Many, many years ago I was in the “I don’t want women/PoC/minorities quotas in Tech. That’s not needed. After all, this is a meritocracy, so if you’re good at programming that’s all that counts”.

Boy was I wrong…

It’s a meritocracy if you don’t feel attacked. If you feel safe. If you can be yourself. If you don’t have to waste that much time/energy pretending to be a different person. If you don’t hate going to the bathroom and finding someone else inside.

Let me explain this with a personal example. I’m getting older. I’ll be 47 soon. I see all these “dynamic and young teams with added emoji” job offers and cringe. Will I be accepted there? My hair (well, the remains of it) is gray now. Should I pretend to be “younger”? Get a hair implant? Shave it and go full The-Rock-but-without-any-of-the-muscle? Lose weight? (I know, good for my health but in this case just to look fit). Trendy outfits?

No, I’ll look ridicuous pretending to be in my 20s. But then, will I get the job? Will they fire me? Will they think this old dog can’t learn new tricks?

Also, I’m no native English speaker. Is there any bias against people that systematically butcher English every other day? I’m Spaniard. More bias? I tell terrible Dad jokes. Also pretty bad at foosball or ping-pong…

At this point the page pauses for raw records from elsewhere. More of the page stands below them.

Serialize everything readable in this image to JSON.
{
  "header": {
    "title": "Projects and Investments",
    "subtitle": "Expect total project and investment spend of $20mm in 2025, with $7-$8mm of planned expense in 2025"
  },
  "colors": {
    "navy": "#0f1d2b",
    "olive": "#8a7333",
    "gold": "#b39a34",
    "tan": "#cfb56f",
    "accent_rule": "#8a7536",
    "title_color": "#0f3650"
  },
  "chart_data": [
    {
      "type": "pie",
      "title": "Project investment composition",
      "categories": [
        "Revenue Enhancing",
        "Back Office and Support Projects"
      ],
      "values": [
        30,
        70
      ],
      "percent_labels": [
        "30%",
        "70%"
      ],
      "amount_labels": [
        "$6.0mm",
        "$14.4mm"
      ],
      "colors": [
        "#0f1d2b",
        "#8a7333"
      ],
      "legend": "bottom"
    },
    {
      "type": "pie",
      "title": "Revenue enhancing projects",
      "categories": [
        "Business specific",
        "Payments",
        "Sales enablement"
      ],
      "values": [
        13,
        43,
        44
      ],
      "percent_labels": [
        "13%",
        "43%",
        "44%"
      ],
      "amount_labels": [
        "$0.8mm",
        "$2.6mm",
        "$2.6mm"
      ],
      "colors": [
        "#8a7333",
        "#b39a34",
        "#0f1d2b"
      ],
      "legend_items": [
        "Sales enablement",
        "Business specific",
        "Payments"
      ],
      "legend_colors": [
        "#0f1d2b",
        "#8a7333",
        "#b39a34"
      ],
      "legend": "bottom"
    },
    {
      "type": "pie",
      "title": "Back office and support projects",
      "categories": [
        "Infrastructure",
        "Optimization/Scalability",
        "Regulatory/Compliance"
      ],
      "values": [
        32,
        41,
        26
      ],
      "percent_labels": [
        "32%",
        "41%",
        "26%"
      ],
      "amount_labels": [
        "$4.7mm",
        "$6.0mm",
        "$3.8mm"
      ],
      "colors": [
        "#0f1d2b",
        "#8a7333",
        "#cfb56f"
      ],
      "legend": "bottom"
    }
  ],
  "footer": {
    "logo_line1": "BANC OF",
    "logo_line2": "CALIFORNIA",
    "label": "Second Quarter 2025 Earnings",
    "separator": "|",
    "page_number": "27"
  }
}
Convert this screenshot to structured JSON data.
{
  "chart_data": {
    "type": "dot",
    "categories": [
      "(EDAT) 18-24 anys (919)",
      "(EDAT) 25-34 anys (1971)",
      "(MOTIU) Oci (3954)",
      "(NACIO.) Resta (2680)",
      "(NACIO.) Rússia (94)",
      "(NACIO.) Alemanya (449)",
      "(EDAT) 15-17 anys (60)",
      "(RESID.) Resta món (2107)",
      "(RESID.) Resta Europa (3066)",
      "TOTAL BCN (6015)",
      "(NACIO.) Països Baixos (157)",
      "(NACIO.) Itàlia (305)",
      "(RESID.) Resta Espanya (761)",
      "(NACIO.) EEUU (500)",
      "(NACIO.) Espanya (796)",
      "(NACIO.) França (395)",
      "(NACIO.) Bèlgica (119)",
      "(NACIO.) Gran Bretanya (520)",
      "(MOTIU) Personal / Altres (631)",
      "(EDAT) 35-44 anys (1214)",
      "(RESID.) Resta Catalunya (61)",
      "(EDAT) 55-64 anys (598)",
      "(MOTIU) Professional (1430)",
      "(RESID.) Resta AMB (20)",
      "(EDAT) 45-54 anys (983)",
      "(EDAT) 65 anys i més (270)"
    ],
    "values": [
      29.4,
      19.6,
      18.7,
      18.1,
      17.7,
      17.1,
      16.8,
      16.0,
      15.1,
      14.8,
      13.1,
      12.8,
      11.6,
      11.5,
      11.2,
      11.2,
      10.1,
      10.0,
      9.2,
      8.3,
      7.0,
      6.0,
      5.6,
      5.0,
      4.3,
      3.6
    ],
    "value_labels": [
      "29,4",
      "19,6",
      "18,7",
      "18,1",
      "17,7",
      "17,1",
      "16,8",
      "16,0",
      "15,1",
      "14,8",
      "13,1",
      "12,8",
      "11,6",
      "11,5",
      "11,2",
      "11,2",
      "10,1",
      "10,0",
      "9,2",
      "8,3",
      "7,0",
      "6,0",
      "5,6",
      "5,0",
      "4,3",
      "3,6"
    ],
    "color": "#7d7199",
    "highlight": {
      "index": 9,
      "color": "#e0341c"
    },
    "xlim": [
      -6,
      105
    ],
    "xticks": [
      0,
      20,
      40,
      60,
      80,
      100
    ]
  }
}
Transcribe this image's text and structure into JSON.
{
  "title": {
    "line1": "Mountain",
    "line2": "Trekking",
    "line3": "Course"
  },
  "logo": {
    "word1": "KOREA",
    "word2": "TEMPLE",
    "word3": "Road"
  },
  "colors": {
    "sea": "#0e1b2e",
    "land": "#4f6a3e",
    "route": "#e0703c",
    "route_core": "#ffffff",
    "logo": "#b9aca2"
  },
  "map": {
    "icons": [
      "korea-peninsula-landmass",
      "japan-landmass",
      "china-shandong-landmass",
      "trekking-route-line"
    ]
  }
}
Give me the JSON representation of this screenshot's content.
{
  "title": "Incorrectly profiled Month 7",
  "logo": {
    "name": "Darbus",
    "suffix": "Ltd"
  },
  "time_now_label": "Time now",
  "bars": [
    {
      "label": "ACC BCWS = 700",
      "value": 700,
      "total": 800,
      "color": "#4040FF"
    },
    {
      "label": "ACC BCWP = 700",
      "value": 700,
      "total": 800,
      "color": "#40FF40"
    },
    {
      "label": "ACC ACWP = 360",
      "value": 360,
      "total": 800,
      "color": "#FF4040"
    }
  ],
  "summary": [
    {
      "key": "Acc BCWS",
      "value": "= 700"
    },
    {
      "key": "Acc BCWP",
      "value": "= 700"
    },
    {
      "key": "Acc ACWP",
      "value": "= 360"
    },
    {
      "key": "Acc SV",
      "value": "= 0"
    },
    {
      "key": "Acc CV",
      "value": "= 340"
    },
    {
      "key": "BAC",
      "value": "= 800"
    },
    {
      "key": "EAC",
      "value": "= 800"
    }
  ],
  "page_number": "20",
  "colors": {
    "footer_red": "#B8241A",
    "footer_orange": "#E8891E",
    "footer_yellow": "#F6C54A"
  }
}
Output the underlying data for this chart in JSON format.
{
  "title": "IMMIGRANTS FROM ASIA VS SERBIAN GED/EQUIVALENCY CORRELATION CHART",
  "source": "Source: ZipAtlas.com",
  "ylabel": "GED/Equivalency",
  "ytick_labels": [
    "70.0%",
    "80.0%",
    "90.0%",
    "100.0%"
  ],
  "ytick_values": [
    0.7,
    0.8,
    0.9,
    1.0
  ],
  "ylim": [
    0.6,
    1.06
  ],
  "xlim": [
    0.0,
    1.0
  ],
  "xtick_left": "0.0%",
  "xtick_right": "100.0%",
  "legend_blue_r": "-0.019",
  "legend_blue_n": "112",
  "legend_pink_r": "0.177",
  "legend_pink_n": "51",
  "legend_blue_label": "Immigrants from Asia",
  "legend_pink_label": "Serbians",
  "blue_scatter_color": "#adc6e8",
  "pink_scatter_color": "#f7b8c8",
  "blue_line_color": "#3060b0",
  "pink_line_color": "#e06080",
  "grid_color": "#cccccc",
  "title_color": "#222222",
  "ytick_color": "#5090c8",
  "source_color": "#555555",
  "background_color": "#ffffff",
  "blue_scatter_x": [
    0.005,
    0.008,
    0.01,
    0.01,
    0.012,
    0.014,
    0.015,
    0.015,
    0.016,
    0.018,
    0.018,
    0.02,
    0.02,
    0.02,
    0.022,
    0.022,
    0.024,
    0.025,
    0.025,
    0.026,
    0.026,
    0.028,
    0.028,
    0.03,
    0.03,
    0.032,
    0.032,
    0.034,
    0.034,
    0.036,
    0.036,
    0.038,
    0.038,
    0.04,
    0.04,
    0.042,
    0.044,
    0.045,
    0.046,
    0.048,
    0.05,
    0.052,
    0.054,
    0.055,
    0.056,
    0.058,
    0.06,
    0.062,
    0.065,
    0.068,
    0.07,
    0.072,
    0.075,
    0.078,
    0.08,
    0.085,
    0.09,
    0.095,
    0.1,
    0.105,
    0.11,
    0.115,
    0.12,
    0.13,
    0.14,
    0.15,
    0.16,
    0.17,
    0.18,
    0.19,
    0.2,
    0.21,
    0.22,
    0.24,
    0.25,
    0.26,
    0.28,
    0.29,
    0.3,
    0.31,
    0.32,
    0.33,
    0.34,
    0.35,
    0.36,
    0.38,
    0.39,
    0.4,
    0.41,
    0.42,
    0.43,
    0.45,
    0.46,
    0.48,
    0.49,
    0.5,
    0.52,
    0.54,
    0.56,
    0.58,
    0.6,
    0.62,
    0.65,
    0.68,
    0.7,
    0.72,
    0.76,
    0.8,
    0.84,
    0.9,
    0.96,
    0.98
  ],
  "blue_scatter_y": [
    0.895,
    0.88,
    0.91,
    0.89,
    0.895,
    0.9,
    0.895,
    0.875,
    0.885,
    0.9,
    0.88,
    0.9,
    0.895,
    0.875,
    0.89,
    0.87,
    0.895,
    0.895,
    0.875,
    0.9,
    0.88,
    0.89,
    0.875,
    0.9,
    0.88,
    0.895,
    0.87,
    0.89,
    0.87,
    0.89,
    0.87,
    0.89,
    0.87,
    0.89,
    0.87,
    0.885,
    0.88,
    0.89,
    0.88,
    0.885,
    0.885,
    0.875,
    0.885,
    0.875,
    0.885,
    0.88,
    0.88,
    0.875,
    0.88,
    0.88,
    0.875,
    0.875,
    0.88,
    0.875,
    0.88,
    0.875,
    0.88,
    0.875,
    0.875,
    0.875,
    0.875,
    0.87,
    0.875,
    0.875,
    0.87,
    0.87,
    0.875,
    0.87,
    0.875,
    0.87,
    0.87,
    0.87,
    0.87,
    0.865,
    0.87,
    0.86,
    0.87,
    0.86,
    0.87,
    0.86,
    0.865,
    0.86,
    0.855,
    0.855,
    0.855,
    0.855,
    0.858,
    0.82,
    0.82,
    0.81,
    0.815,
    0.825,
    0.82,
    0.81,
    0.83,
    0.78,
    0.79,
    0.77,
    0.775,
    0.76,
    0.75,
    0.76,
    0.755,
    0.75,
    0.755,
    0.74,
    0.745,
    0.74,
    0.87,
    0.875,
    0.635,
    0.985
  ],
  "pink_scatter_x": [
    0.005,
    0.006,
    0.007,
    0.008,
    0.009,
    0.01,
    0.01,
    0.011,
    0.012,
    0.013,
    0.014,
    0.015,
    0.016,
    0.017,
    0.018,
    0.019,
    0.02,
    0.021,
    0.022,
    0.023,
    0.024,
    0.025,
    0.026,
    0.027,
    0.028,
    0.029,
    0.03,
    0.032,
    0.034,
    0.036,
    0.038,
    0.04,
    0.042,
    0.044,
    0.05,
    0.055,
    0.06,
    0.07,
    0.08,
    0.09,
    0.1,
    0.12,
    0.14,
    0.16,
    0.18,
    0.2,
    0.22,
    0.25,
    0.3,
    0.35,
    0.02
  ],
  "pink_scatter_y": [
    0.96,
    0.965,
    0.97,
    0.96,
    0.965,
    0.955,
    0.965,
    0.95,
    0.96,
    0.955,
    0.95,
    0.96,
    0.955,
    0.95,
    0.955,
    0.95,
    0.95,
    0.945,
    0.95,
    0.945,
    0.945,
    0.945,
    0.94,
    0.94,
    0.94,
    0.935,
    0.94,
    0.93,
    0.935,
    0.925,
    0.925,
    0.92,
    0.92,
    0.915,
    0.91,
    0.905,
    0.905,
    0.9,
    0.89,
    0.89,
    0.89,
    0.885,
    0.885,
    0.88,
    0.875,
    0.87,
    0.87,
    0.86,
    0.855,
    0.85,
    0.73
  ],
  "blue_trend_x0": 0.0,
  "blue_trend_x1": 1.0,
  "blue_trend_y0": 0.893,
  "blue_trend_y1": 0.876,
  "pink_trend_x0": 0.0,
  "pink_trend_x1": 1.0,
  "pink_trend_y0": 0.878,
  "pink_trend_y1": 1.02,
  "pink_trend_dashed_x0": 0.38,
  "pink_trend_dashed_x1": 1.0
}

Get the idea? You have the right to be you and nobody should think differently of you because of how you look, or who you are.

Of course, bias is a natural way of cataloging people. You have predefined mental ideas of what a programmer should be, stereotypes about people from different cultures. I find this natural: you need some way to manage complexity. But don’t let that bias affect you: every time you meet someone outside your “social comfort zone”, observe your mind. Be mindful. Correct your views. Be a better person.

And no, I don’t pretend to be an Ally, or someone cool. Think harder, and you’ll find someone is also excluding you for some reason. Then don’t be that person.